LA
MAISON ESPERAZA
Een
typisch Franse gevel. Muren met afbladerende verf en ramen, luiken
en deuren in uitgebleekte vale kleuren. Een sinds jaren verlaten en
vervallen huis in het zuid Franse Espéraza, opnieuw in hartje
Katharen.
De
foto maakte deel uit van zes foto’s die vriend fotograaf Jérome
Yager mij vanuit Brousses had toegestuurd voor de tentoonstelling
‘Yager, De Bie en Dee’ in het Gentse NH Hotel. Ik zou mij door zijn
foto’s laten inspireren voor zes schilderijen. Op zijn beurt zou de
Gentse fotograaf Willy Dee naar mijn schilderijen weer foto’s maken.
Met
vijf van Jérome’s foto’s had ik niet het minste probleem. Ik had ze
zelf bij hem thuis uitgekozen en er schetsen van gemaakt hoe ik ze
als schilderij wou brengen. Maar de zesde, door hemzelf geselecteerde, bleek een zorgenkindje. Niet dat de inhoud mij niet
aansprak, maar ik vond niet de juiste invalshoek. Ik worstelde ermee
tot een week voor de expositie. Ik lag er ’s nachts zelfs wakker
van. Stond op, maakte mij een kop koffie en plaatste de foto voor
mij op de tafel. En de nacht bracht raad. In de twee donkere ramen
aan weerzijden van de dubbele ingangsdeur projecteerde mijn
onbewustzijn twee vage schimmen. Er ontstond een situatie in mijn
geest. Ik had mogelijks een oplossing voor het probleem gevonden.
’s
Anderendaags begon ik op het atelier het thema meteen vorm te geven.
De schimmen werden gedaanten, twee maal dezelfde tengere man. In het
ene raam met een wat krankzinnige lach en een kinderlijke blik de
wereld inkijkend en gekleed in een kleurrijk en frivool hemd. In het
andere een donker angstaanjagend gelaat, onheilspellend.

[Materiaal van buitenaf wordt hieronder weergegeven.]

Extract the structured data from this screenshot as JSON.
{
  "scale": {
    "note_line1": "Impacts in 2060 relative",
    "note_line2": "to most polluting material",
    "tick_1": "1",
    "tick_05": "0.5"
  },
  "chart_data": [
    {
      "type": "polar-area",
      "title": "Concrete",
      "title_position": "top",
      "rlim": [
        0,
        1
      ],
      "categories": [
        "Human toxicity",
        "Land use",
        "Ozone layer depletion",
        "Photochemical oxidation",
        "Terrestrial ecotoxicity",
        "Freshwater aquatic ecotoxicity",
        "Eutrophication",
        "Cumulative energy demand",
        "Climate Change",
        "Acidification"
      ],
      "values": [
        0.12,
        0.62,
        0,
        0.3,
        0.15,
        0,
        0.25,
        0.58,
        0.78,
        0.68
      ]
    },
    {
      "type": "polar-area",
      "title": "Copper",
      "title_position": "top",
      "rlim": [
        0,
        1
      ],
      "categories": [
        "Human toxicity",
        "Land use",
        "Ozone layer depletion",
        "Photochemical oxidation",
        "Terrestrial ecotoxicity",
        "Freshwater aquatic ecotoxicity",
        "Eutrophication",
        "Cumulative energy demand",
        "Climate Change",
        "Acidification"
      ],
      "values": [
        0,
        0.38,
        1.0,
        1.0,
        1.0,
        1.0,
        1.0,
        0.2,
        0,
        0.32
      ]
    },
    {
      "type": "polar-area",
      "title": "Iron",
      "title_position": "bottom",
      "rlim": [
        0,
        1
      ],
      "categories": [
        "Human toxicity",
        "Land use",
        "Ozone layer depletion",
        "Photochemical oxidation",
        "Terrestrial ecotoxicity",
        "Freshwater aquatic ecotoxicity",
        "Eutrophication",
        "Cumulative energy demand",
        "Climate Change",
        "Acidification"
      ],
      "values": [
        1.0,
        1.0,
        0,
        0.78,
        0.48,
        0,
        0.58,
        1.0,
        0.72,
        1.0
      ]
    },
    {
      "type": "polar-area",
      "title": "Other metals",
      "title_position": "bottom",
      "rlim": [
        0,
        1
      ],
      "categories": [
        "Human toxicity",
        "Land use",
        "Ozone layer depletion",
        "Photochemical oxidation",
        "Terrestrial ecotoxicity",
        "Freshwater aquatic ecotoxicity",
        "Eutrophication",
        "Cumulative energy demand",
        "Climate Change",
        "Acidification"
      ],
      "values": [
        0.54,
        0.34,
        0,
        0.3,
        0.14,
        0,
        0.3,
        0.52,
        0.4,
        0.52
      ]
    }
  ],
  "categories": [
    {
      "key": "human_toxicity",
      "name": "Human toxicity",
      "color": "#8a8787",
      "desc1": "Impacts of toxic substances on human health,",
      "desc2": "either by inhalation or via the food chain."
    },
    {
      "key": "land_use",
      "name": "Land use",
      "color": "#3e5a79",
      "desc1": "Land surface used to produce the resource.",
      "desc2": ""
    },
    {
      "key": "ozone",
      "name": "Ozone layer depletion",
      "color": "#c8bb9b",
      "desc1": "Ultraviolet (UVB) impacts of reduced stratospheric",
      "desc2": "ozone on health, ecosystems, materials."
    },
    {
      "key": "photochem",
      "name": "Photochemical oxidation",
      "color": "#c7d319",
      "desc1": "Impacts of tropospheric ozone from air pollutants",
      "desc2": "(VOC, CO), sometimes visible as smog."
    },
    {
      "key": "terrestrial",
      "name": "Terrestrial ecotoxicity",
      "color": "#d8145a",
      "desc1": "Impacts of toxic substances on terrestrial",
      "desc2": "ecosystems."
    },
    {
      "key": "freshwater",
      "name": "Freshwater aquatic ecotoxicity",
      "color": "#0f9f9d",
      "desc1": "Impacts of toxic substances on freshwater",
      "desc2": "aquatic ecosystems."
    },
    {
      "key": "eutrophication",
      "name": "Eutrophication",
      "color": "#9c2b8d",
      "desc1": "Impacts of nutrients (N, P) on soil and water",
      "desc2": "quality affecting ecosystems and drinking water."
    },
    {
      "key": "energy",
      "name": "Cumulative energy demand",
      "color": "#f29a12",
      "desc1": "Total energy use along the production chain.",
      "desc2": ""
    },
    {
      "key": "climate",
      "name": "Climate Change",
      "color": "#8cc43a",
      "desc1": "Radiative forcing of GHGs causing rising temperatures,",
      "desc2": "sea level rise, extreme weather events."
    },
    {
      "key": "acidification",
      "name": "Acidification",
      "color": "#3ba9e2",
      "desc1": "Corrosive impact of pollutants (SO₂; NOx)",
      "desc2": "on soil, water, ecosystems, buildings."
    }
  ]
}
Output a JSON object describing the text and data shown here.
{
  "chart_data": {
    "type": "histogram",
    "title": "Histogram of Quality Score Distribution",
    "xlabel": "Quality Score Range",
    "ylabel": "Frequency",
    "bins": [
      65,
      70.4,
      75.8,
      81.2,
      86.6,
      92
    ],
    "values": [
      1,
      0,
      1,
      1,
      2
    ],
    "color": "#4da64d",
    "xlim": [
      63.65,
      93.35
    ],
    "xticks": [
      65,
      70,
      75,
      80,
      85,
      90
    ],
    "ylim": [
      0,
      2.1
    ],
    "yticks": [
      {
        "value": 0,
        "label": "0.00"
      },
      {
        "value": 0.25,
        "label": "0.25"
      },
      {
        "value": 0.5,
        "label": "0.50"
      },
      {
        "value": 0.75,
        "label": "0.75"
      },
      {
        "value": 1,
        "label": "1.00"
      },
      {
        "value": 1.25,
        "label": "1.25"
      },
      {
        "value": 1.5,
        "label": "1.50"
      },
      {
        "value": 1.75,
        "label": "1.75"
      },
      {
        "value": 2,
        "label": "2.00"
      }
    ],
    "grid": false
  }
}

Alles in
zwarte, grijze, blauwe en move tinten. Een waanzinnig getormenteerde
ziel en een stupide naïeveling. Er sprak gespletenheid uit.
Op de
zwoele, zware en naar mijn aanvoelen voodooachtige avond van de
vernissage, waarbij zich bij de heenrit op straat enkele bizarre
taferelen hadden afgespeeld, was ook Jérome uit Frankrijk overgekomen. Een half uurtje voor de opening wandelden we beiden door de
foyer van het hotel langsheen de werken. Toen we bij het bewuste
schilderij kwamen bleef hij staan. Ik kende hem onderhand goed
genoeg om aan zijn typische verwonderd starende blik te merken dat
hij door iets geraakt was. Hij keek mij aan en vroeg met mysterieuze
glimlach of ik meer wist over het huis of de bewoner kende. Toen ik
naar waarheid ontkende, vertelde hij dat daar ooit een wat rare
eenzaat had gewoond. Een onevenwichtig, schizofreen persoon. Een
man zoals op het schilderij. “En geloof het of niet” zei hij, “maar
hij droeg altijd zo’n frivool hemdje zoals jij het hebt
geschilderd”. Er liep een ijzige rilling over mijn rug, gevolgd door
een warme gloed. Want hoe dan ook had ik mijn opdracht naar behoren
volbracht. Het werk maakte emoties los. En niet alleen bij mijn
vriend, want ondanks de toch zware toonaard wekte het bij andere
toeschouwers ook belangstelling en vragen op. Wat er tussen Jérome,
het huis en mezelf gespeeld heeft laat ik in het midden. Maar als ik
weer eens in die mythische Katharen ga rondzwerven moet ik er werk
van maken om dat huis eens te gaan opzoeken.